Cape Town ? Smallholder agriculture has potential not only to alleviate poverty in South Africa, but to spur general economic growth, a major conference on combating poverty and inequality has heard.
Given that South Africa's growth is lagging behind that of many smaller African economies, the potential of small farmers to help turn the country around has been a recurring theme in most sessions of the conference.
"While the place of agriculture and its contribution to the gross domestic product has declined over time, it remains an important sector of industry," said Mazibuko Jarra of the University of Cape Town's Law, Race and Gender Unit.
Independent researcher, Stephen Greenberg, added that agriculture and land reform are closely linked and that the lack of access to land has "decimated" small-scale agriculture in South Africa. This impacts on food security as people in rural areas rely on subsistence farming in the absence of economic alternatives.
Land reform, aimed at achieving the transfer of land from white to black farmers, has been a slow and expensive process in South Africa.
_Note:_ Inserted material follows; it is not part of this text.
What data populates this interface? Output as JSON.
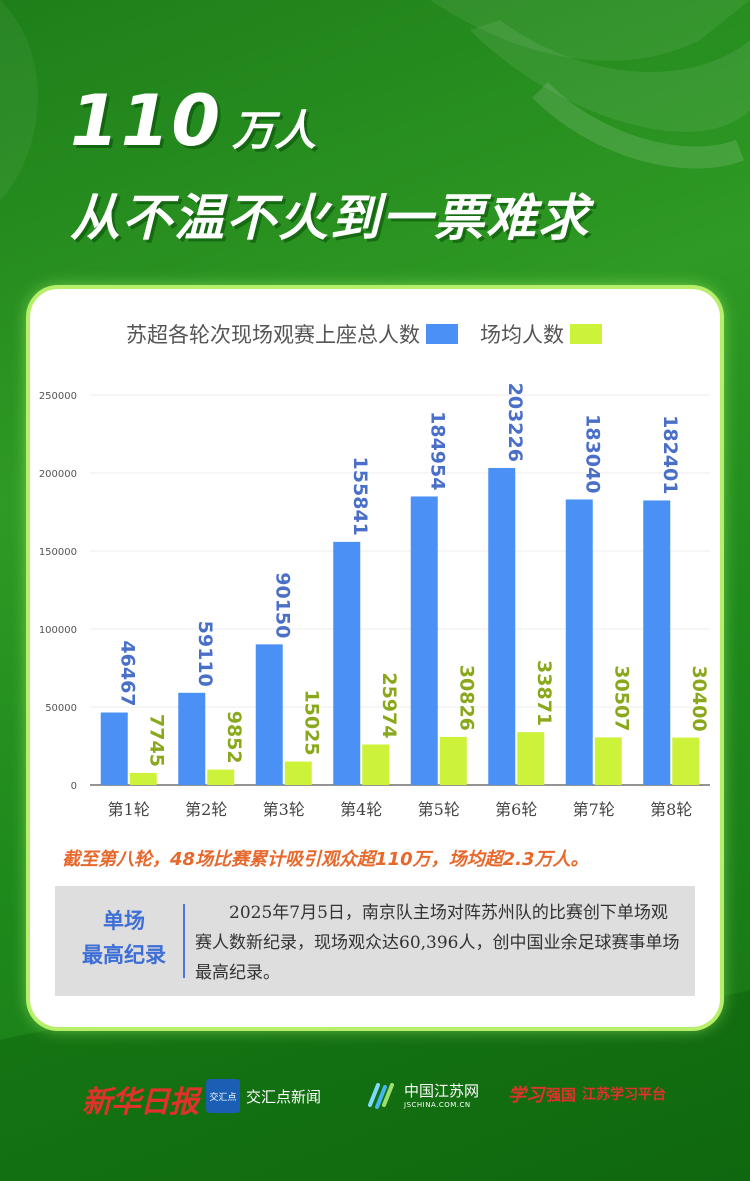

Ruth Hall of the Institute for Poverty, Land and Agrarian Studies (PLAAS), noted that the government's land reform policy was based on a "willing buyer, willing seller" principle, because it was perceived to be quicker and relatively cost effective.
Jarra said that while many commercial farmers are now willing to sell due to the economic climate, prices determined by the market are unreasonable. He argued for a re-examination of land expropriation within the context of the country's Constitution.
Greenberg echoed Ben Cousins, also of PLAAS, when drawing a distinction between ownership of and access to land by leasing for example.
Access to credit is a major stumbling block to small-scale farmers.
Greenberg noted that only three percent of the government-backed Land Bank's loan book goes to small farming operations, since policy and support focuses on large scale and corporate agriculture.
"Small scale and decentralised agro-processing is needed in South Africa but this is not possible without state intervention and a break with big industrial agriculture." Jarra added.
The large number of sessions addressing the interlinked issues of access to land, farming and agrarian reform is indicative of the complex and emotive nature of the debates at the conference.
The conference is entitled "Carnegie III: Strategies to Overcome Poverty and Inequality". Two earlier conferences and research programmes, looking at similar issues in the 1930 and 1980s, were funded by the Carnegie Corporation of New York.